1.2 million gallons, the quantity poured on the fireplace per hour, is equal to 2 Olympic-sized swimming swimming pools, or the quantity of water 25,000 Californians would use in a day.
Officers acknowledged that the flooding possibility raised environmental considerations, particularly given the drought, and required approvals from a number of businesses, but it surely gave the impression to be the one possibility left.
“We had tried all of the extra typical strategies of extinguishing that fireplace,” Hill mentioned. “It simply proved to be ineffective.”
The fireplace has burned by way of greater than 500 acres of decomposing peat and brush in an space with unstable soil, the place fireplace vans might sink or fall into holes the place the fireplace is burning beneath the grass.
It’s commonplace for wetlands fires to burn for weeks or months.

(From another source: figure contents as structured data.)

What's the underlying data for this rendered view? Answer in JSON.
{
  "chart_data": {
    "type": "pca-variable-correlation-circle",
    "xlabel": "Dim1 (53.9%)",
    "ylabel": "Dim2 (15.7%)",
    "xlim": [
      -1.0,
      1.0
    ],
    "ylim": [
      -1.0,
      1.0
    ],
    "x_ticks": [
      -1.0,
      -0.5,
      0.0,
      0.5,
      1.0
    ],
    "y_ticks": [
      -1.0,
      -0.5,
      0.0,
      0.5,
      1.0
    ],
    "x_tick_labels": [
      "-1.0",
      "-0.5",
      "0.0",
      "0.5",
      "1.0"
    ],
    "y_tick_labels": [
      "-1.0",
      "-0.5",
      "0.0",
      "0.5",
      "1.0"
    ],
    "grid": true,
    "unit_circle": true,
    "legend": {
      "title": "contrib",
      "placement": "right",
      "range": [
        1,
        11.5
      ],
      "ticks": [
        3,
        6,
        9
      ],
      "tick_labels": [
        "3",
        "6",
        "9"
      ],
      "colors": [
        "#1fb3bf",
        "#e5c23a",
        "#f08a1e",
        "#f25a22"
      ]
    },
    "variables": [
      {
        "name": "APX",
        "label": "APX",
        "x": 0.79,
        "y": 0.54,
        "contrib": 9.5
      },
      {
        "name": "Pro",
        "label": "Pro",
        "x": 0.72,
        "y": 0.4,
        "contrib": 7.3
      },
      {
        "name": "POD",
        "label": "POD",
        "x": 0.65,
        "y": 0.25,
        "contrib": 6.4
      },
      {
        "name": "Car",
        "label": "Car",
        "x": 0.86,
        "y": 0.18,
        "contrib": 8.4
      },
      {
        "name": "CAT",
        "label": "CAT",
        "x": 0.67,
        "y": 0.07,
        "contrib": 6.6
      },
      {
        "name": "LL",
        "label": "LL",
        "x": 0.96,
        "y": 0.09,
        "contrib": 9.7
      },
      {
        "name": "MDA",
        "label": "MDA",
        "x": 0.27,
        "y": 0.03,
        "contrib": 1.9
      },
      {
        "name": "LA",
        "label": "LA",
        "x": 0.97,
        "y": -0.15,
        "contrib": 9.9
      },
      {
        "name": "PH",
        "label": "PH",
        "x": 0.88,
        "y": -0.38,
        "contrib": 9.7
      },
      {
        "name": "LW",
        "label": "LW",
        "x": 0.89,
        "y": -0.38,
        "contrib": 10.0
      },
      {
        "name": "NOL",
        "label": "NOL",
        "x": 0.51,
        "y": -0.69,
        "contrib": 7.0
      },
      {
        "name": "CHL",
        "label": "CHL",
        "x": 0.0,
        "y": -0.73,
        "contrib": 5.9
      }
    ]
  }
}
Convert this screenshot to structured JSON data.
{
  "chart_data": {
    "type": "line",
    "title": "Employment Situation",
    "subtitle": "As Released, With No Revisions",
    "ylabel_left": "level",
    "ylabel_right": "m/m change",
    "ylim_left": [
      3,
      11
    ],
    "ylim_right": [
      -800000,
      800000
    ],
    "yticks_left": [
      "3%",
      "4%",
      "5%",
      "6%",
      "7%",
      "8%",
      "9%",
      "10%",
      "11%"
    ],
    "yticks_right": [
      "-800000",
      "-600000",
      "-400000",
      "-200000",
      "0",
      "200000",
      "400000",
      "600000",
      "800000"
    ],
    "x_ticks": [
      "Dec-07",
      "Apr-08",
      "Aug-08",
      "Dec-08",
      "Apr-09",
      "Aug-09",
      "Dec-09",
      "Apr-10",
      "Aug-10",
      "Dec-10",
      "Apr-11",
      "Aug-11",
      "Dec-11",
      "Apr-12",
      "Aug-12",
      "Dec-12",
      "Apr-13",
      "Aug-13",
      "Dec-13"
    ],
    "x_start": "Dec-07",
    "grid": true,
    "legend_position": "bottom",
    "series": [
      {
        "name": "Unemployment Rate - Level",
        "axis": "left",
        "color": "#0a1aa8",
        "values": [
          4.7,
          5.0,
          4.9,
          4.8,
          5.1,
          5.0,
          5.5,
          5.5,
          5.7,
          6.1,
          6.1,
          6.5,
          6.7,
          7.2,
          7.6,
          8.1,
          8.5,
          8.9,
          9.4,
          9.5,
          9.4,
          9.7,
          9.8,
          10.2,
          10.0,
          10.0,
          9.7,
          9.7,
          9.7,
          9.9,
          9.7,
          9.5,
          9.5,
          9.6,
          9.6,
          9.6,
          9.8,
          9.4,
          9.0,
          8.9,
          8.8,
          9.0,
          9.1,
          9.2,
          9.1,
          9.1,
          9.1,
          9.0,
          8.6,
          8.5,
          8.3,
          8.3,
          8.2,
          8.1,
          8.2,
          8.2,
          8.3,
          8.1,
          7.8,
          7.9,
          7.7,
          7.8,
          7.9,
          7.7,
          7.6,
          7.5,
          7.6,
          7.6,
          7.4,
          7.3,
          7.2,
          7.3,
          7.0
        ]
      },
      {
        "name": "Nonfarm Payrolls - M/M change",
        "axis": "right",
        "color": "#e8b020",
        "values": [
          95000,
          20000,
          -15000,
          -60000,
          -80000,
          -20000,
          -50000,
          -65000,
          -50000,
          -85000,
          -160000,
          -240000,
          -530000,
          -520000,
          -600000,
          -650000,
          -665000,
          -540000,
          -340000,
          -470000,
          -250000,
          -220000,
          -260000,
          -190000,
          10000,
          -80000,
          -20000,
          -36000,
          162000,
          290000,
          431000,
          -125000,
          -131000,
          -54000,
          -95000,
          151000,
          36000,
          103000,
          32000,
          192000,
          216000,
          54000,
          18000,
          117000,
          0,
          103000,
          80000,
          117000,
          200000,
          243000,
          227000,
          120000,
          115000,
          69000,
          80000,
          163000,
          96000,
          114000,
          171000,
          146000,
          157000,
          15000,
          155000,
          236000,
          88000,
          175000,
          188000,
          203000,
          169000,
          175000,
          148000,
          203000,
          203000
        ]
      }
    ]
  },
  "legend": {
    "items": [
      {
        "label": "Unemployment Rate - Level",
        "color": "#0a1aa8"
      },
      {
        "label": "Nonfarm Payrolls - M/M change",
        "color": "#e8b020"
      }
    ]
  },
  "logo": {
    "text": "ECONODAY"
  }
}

Dropping water from the air — or ready it out — have been the one choices obtainable.
Whereas the fireplace had been burning for weeks, warmth and winds kicked up the flames and unfold simply over every week in the past pushing extra smoke into neighboring communities and forcing fireplace officers to launch an assault from the air.
“On Monday and Tuesday, we dumped about 400,000 gallons of water — one 660-gallon bucket at a time — on the fireplace, and it had little to no impact,” Hill mentioned. “That serves to point out the problem we face.”
The fireplace at one level threatened overhead PG&E energy traces and neared decommissioned industrial vegetation, together with a former energy plant that’s owned by GenOn.
Ready it out was now not an possibility, and flooding was the final resort, Hill mentioned.
Hearth officers mentioned final week they have been engaged on the approval for the flooding possibility, a bureaucratic battle that concerned the Environmental Safety Company, the U.S. Military Corps of Engineers, Regional Water High quality Management Board and the native mosquito abatement district, and doubtless others, Hill mentioned.
With smelly smoke persevering with to push its means throughout the area, prompting air high quality advisories for Pittsburg, Antioch, Oakley and Brentwood, and after permission was granted, they lined up the pumps and opened the gates to flood the area.
Officers mentioned they have been diverting water from the Delta and Contra Costa Water District.
Workers author Michael Cabanatuan contributed to this story.